Tali dati presentano una situazione abbastanza allarmante. Lo scorso anno, infatti, Avviso pubblico ha censito 454 atti intimidatori, di minaccia e violenza nei confronti degli amministratori locali, uno ogni 19 ore, numeri che rispetto al 2011, anno del primo rapporto, sono più che raddoppiati. Il 76% dei casi, inoltre, è localizzato al Sud e nelle Isole, con la Sicilia tra le primissime posizioni. “La presenza mafiosa – si legge nel documento – tende ad affossare o al limitare la crescita economica in Sicilia. Il tasso di disoccupazione della regione è al 21,4%, quello giovanile sfiora il 56%. L’indice di povertà relativa è al 25,3% e la percentuale di individui appartenenti al quinto di reddito più povero è pari al 42,8% (dati Svimez 2016).

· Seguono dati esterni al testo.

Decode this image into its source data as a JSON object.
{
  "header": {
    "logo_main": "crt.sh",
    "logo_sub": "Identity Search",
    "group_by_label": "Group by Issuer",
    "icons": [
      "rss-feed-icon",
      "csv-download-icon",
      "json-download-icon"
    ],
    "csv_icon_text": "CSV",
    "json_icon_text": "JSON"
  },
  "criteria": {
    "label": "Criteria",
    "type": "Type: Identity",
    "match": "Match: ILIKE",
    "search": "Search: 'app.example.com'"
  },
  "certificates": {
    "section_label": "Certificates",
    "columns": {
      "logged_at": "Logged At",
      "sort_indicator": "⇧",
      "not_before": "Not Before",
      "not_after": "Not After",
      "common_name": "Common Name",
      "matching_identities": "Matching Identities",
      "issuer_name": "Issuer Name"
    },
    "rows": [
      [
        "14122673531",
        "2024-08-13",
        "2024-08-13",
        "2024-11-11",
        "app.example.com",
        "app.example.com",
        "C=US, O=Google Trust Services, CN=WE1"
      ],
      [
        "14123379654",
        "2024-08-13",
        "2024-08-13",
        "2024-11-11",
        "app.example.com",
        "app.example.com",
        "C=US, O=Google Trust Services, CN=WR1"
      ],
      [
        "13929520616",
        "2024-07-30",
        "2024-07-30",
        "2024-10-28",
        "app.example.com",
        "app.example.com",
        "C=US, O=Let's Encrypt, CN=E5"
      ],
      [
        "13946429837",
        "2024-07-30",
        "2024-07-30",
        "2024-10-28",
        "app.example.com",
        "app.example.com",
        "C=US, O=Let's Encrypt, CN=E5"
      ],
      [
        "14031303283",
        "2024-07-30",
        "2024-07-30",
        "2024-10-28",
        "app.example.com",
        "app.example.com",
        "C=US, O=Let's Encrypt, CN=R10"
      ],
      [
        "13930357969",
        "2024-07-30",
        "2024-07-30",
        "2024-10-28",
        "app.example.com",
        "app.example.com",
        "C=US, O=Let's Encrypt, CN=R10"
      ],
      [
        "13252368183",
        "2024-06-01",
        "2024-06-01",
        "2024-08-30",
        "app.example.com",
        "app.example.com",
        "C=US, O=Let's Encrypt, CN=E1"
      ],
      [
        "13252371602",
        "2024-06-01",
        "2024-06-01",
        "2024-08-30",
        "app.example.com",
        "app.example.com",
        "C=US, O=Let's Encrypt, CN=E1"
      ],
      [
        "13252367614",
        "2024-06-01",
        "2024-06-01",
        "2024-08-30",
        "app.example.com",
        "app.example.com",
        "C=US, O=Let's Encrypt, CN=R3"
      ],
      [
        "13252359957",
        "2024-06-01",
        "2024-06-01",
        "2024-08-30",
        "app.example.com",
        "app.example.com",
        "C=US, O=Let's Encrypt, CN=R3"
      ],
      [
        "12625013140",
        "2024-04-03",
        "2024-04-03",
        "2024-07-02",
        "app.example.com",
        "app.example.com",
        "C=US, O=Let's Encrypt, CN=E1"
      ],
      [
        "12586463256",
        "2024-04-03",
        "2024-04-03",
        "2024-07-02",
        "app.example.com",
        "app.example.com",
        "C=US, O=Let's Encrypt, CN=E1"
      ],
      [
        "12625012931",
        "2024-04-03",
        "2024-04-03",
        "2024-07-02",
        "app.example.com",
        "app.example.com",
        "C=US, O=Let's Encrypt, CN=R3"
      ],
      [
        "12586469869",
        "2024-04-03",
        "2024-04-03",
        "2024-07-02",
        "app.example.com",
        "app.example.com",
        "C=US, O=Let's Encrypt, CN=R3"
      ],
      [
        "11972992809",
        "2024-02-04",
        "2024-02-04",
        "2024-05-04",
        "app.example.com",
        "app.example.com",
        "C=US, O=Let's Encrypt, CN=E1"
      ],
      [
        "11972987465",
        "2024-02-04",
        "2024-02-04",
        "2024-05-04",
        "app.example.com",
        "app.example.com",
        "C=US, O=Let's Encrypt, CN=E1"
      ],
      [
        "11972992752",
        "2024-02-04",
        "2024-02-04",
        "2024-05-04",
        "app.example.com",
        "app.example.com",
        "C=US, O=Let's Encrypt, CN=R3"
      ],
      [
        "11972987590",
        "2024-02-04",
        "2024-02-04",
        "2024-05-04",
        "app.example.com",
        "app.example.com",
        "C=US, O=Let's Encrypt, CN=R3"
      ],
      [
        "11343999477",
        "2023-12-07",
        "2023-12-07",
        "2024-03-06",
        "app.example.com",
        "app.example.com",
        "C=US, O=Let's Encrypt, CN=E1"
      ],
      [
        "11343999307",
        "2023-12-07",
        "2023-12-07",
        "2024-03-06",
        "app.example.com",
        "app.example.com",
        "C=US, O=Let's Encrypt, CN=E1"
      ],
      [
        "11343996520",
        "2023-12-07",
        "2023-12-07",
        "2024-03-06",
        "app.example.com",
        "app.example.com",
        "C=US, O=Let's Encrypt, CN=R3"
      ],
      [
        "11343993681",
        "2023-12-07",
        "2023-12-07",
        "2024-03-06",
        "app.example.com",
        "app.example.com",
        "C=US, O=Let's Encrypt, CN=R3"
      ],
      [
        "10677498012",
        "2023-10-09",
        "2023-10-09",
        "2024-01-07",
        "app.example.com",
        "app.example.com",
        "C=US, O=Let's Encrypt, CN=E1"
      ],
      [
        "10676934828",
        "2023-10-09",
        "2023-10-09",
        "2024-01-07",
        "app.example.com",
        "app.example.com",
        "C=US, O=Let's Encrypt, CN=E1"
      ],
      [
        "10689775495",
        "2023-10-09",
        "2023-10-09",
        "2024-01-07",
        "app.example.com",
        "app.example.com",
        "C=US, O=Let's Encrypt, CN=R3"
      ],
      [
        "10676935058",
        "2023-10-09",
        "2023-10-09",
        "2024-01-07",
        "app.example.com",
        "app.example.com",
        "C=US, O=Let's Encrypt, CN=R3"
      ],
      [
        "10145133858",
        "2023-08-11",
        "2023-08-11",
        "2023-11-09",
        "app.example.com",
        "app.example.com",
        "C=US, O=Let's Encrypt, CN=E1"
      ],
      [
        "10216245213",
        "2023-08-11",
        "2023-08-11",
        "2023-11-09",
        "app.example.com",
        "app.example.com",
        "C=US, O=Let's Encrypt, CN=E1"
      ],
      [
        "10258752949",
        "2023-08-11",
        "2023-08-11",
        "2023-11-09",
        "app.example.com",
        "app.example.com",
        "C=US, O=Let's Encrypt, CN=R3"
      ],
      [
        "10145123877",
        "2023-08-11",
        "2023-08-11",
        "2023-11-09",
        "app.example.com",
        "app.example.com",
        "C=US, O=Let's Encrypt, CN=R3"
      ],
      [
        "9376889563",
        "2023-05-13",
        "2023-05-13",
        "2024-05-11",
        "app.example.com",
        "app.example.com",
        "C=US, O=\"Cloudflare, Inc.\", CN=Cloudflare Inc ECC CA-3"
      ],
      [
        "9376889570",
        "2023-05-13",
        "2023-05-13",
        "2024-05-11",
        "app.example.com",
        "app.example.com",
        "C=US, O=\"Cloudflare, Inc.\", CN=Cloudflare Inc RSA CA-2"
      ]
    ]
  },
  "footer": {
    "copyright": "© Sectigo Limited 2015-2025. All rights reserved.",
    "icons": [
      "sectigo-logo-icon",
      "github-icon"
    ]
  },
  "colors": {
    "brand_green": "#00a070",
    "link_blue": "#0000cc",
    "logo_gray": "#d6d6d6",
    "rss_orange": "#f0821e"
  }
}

Tutti elementi che contribuiscono a creare un clima in cui aumentano le probabilità per gli amministratori locali di essere minacciati e intimiditi”.
L’anno scorso, peraltro, uno dei casi che ha colpito maggiormente l’Isola, il fallito attentato al presidente del Parco dei Nebrodi, Giuseppe Antoci, ha avuto grande rilievo pubblico anche a livello nazionale.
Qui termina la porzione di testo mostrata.